An assertion such as
(?<=ab(c|de))
is not permitted, because its single top-level branch can match
two different lengths, but it is acceptable to PCRE if rewritten
to use two top-level branches:
(?<=abc|abde)
In some cases, the escape sequence \K (see above) can be used
instead of a lookbehind assertion to get round the fixed-length
restriction.
The implementation of lookbehind assertions is, for each
alternative, to temporarily move the current position back by the
fixed length and then try to match. If there are insufficient
characters before the current position, the assertion fails.
In a UTF mode, PCRE does not allow the \C escape (which matches a
single data unit even in a UTF mode) to appear in lookbehind
assertions, because it makes it impossible to calculate the
length of the lookbehind. The \X and \R escapes, which can match
different numbers of data units, are also not permitted.
"Subroutine" calls (see below) such as (?2) or (?&X) are
permitted in lookbehinds, as long as the subpattern matches a
fixed-length string. Recursion, however, is not supported.

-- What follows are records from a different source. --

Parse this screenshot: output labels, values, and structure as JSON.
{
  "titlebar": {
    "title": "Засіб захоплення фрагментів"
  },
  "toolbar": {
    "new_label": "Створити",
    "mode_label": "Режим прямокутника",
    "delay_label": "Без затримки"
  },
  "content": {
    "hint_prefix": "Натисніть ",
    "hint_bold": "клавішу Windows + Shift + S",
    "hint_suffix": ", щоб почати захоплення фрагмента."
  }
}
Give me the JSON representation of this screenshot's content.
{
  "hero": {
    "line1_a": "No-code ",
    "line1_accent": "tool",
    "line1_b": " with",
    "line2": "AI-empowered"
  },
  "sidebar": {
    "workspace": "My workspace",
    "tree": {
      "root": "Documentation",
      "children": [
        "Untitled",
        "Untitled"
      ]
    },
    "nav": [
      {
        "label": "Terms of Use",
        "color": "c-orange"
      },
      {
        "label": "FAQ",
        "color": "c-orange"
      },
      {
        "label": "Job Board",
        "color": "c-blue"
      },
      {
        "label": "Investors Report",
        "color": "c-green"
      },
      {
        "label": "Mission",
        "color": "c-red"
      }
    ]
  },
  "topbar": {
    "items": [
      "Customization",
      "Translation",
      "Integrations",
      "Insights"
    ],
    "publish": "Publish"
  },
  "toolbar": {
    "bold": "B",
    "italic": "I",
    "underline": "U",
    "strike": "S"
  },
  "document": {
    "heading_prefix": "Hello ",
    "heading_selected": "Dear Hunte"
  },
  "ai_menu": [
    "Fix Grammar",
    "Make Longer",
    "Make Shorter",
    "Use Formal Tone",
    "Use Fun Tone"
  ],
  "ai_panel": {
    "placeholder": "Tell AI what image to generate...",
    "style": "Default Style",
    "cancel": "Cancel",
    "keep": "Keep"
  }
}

Possessive quantifiers can be used in conjunction with lookbehind
assertions to specify efficient matching of fixed-length strings
at the end of subject strings. Consider a simple pattern such as
abcd$
when applied to a long string that does not match. Because
matching proceeds from left to right, PCRE will look for each "a"

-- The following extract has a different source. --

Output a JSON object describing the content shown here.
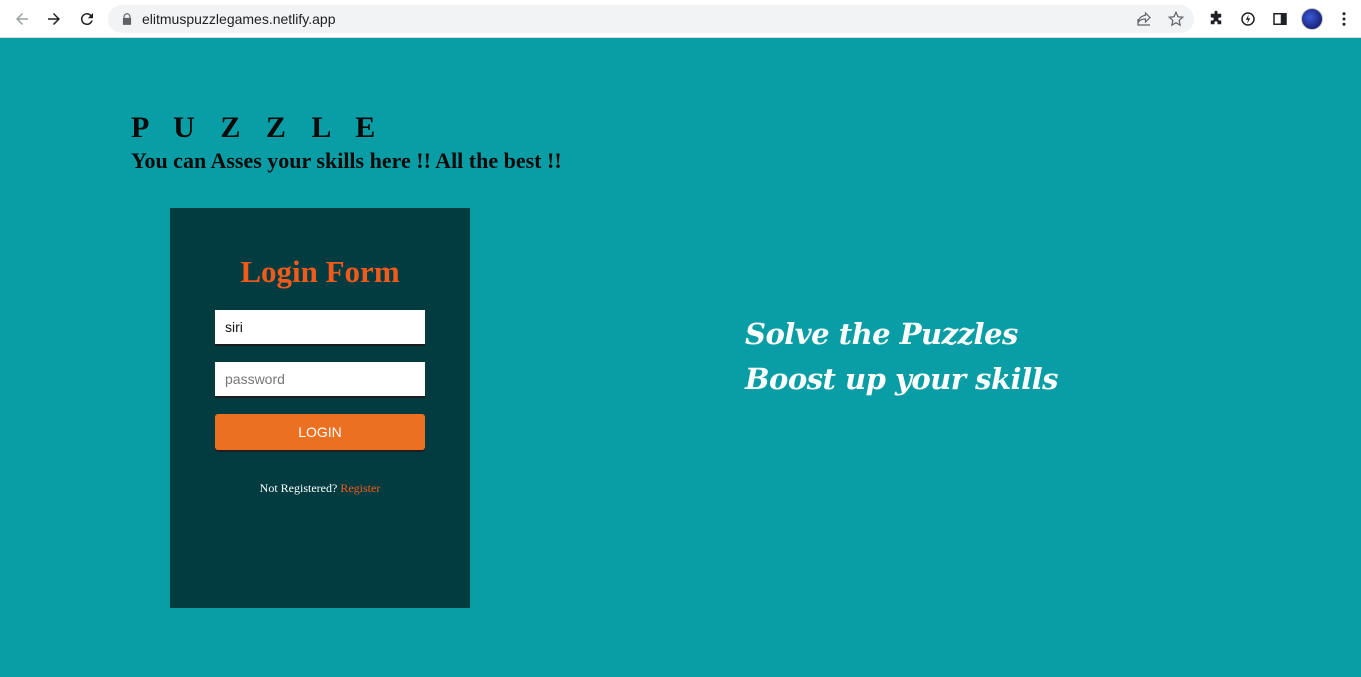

in the subject and then see if what follows matches the rest of
the pattern. If the pattern is specified as
^.*abcd$
the initial .* matches the entire string at first, but when this
fails (because there is no following "a"), it backtracks to match
all but the last character, then all but the last two characters,
and so on. Once again the search for "a" covers the entire
string, from right to left, so we are no better off. However, if
the pattern is written as
^.*+(?<=abcd)
there can be no backtracking for the .*+ item; it can match only
the entire string. The subsequent lookbehind assertion does a
single test on the last four characters. If it fails, the match
fails immediately. For long strings, this approach makes a
significant difference to the processing time.
Using multiple assertions
Several assertions (of any sort) may occur in succession. For
example,
(?<=\d{3})(?<!999)foo
matches "foo" preceded by three digits that are not "999". Notice
that each of the assertions is applied independently at the same
point in the subject string. First there is a check that the
previous three characters are all digits, and then there is a
check that the same three characters are not "999". This pattern
does not match "foo" preceded by six characters, the first of
which are digits and the last three of which are not "999". For
example, it doesn't match "123abcfoo". A pattern to do that is
(?<=\d{3}...)(?<!999)foo
This time the first assertion looks at the preceding six
characters, checking that the first three are digits, and then
the second assertion checks that the preceding three characters
are not "999".
Assertions can be nested in any combination. For example,
(?<=(?<!foo)bar)baz
matches an occurrence of "baz" that is preceded by "bar" which in
turn is not preceded by "foo", while
(?<=\d{3}(?!999)...)foo
is another pattern that matches "foo" preceded by three digits
and any three characters that are not "999".